Le médiateur régional ou interrégional accuse réception de cette saisine dans un délai de huit jours.  Il en informe le directeur de l’établissement d’affectation, ainsi que le président de la commission médicale d’établissement lorsque le différend concerne au moins un personnel médical, et le doyen de l’unité de formation et de recherche concernée lorsqu’il concerne au moins un personnel hospitalo-universitaire ou un étudiant. Il instruit la demande et organise son examen par l’instance régionale ou interrégionale de médiation avant de décider d’engager la médiation. Deux membres de l’instance, désignés par le médiateur, sont chargés de rencontrer les parties concernées et de réunir toutes informations utiles à la médiation notamment les conclusions de la conciliation locale.
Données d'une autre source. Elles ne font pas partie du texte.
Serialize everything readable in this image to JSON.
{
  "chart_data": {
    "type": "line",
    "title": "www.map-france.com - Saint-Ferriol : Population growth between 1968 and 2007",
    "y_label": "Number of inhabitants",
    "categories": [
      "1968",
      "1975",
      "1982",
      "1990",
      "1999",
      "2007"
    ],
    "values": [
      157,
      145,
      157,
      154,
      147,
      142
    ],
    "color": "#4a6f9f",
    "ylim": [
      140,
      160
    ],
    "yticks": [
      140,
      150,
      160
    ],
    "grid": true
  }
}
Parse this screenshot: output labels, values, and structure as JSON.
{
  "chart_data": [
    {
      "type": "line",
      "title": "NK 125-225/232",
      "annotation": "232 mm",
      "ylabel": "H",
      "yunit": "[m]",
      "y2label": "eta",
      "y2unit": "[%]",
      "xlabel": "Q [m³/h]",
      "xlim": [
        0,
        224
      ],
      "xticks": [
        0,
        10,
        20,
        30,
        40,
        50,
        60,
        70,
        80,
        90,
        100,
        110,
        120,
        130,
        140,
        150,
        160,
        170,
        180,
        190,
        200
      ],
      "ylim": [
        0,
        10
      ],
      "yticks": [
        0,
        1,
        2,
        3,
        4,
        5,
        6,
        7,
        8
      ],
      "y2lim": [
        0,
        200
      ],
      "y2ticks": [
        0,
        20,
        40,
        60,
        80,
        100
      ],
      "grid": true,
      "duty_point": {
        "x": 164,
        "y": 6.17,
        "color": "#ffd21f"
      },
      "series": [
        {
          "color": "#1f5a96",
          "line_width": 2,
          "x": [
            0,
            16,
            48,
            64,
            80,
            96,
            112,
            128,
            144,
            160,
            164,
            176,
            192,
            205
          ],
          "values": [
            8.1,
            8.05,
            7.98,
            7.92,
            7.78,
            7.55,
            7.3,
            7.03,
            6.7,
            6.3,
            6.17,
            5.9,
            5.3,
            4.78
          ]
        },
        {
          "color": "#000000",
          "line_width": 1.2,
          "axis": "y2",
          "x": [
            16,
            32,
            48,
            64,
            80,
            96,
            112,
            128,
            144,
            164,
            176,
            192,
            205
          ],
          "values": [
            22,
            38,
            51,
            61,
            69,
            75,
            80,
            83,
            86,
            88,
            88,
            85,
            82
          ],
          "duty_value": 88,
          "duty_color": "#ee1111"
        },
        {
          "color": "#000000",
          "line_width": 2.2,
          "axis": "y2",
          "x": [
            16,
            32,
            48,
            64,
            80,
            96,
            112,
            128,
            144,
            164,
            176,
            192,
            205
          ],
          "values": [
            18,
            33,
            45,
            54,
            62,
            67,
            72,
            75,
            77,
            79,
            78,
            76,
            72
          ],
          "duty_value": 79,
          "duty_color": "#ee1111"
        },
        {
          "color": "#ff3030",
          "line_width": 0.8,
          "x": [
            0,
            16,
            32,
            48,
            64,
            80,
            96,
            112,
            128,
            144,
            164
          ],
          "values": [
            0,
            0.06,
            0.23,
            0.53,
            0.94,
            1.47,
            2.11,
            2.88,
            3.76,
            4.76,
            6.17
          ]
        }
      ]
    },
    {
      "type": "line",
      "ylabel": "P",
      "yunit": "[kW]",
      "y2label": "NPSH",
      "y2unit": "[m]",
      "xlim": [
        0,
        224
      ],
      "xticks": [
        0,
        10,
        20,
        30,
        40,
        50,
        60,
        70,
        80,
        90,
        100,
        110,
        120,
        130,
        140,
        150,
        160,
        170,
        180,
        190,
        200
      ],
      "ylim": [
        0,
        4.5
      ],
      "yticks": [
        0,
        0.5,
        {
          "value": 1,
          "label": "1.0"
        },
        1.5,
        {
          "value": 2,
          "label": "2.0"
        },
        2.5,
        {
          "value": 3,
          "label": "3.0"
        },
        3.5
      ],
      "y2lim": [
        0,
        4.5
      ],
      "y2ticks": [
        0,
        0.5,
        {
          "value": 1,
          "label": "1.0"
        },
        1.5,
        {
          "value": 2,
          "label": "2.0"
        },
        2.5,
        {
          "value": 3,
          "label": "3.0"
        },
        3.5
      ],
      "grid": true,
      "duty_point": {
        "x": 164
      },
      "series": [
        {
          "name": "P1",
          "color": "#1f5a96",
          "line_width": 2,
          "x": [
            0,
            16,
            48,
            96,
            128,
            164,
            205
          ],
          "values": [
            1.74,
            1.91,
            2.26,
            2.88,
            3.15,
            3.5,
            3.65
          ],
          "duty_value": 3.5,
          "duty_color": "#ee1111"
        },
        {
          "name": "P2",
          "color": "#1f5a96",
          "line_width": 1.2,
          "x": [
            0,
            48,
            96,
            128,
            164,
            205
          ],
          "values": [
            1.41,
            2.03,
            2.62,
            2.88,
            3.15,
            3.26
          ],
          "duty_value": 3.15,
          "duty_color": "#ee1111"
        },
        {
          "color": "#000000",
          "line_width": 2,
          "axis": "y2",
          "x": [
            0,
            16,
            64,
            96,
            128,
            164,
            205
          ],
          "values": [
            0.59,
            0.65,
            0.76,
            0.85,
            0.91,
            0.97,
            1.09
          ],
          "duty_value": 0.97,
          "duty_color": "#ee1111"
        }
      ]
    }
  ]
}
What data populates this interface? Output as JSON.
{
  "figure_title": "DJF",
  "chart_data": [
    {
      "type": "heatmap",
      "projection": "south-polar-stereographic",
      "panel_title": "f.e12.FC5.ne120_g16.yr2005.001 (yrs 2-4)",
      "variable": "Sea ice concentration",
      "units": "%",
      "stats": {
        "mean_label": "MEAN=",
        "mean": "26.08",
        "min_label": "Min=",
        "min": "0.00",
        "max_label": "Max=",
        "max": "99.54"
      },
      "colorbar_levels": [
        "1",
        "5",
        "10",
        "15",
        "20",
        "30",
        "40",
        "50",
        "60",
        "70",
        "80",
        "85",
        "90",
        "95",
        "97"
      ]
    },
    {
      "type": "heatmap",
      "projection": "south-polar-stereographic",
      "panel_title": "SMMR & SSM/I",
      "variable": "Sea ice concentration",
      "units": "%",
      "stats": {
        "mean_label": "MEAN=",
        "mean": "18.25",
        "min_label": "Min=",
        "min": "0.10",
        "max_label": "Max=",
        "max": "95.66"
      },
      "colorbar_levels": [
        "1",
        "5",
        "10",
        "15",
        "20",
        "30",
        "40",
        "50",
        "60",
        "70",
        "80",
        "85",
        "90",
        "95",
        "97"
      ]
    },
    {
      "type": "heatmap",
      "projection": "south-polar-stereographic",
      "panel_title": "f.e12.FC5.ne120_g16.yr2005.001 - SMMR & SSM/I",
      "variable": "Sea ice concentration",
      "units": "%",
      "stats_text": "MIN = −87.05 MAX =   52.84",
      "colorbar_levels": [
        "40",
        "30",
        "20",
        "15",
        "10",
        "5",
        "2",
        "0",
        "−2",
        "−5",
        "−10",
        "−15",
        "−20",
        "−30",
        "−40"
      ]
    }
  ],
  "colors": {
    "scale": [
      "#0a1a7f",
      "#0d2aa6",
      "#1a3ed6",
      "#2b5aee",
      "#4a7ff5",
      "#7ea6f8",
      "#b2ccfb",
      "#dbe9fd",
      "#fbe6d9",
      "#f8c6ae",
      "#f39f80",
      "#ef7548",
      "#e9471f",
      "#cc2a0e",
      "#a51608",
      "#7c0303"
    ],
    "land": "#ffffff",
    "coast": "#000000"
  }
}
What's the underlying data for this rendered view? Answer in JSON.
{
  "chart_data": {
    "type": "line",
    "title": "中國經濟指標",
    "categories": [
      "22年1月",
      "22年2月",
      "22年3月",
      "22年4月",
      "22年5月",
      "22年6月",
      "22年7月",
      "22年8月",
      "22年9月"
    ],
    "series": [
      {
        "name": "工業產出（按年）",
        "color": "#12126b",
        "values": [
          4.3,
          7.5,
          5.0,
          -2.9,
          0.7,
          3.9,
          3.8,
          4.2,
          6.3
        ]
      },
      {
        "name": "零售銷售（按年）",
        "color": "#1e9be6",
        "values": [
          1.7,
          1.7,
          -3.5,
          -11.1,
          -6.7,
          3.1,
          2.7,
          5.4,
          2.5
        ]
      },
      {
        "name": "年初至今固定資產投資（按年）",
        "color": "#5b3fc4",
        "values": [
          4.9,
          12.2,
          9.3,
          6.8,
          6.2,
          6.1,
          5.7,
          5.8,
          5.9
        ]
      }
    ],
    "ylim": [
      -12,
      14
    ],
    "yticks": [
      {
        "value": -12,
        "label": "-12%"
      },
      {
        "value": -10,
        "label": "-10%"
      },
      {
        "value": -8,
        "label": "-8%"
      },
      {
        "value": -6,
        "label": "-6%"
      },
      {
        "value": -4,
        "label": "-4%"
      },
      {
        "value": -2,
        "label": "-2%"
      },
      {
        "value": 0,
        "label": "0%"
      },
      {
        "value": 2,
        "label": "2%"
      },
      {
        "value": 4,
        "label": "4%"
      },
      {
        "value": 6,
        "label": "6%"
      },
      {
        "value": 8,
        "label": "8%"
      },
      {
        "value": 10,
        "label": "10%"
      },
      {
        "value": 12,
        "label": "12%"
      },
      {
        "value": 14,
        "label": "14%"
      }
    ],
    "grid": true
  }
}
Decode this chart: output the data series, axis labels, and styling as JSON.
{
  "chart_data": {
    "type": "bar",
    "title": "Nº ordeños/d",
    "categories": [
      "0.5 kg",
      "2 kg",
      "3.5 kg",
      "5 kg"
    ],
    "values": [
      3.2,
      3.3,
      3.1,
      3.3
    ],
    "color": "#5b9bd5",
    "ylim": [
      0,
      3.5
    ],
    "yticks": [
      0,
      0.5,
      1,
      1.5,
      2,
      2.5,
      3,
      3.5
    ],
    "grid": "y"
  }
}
Si le différend remplit les critères prévus à l’article 2 du présent décret, le médiateur recueille l’accord écrit des parties concernées pour engager la médiation et accéder aux dossiers individuels des intéressés.

Préalablement à l’accord mentionné au précédent alinéa, un ou les deux membres de l’instance ayant été désignés peuvent être récusés par une partie au différend. Le médiateur régional ou interrégional désigne alors un ou deux autres membres de l’instance. Cette faculté est ouverte une fois.

Lorsqu’aucune solution n’a pu être trouvée dans un délai de trois mois à compter du recueil de l’accord écrit des parties concernées, le médiateur régional ou interrégional peut saisir le médiateur national. Le cas échéant, le médiateur régional ou interrégional en informe les parties.

SECTION 2 : DISPOSITIONS SPECIFIQUES A LA REGION ILE-DE-FRANCE, AUX COLLECTIVITES D’OUTREMER RELEVANT DE L’ARTICLE 73 ET AUX COLLECTIVITES DE SAINT BARTHELEMY, DE SAINT-MARTIN, DE SAINT-PIERRE-ET-MIQUELON ET DES ILES WALLIS-ET-FUTUNA

Article 7

  1. – Par dérogation à l’article 4, deux médiateurs sont nommés dans les conditions prévues à l’article 4 pour le territoire composé de la région Ile-de-France et des collectivités d’outremer relevant de l’article 73 ainsi que pour les collectivités de Saint-Barthélemy, Saint-Martin, Saint-Pierre-et-Miquelon et des îles Wallis et Futuna.

Une instance commune de médiation est créée auprès des deux médiateurs qui la président conjointement. Outre ses présidents, l’instance est composée de quatorze membres, d’un nombre égal de femmes et d’hommes, nommés par arrêté des ministres chargés de la santé et des affaires sociales, sur proposition du médiateur national, pour une durée maximale de trois ans renouvelable une fois. Elle élabore son règlement intérieur respectant les dispositions du règlement intérieur cadre prévu à l’article 11.

Le secrétariat de l’instance commune de médiation est assuré par l’agence régionale de santé d’Ile-de-France.

  1. – Les médiateurs sont saisis dans les conditions prévues à l’article 6 du présent décret pour la région Ile-de-France et pour les collectivités de la Réunion, de Guadeloupe, de Guyane et de Martinique.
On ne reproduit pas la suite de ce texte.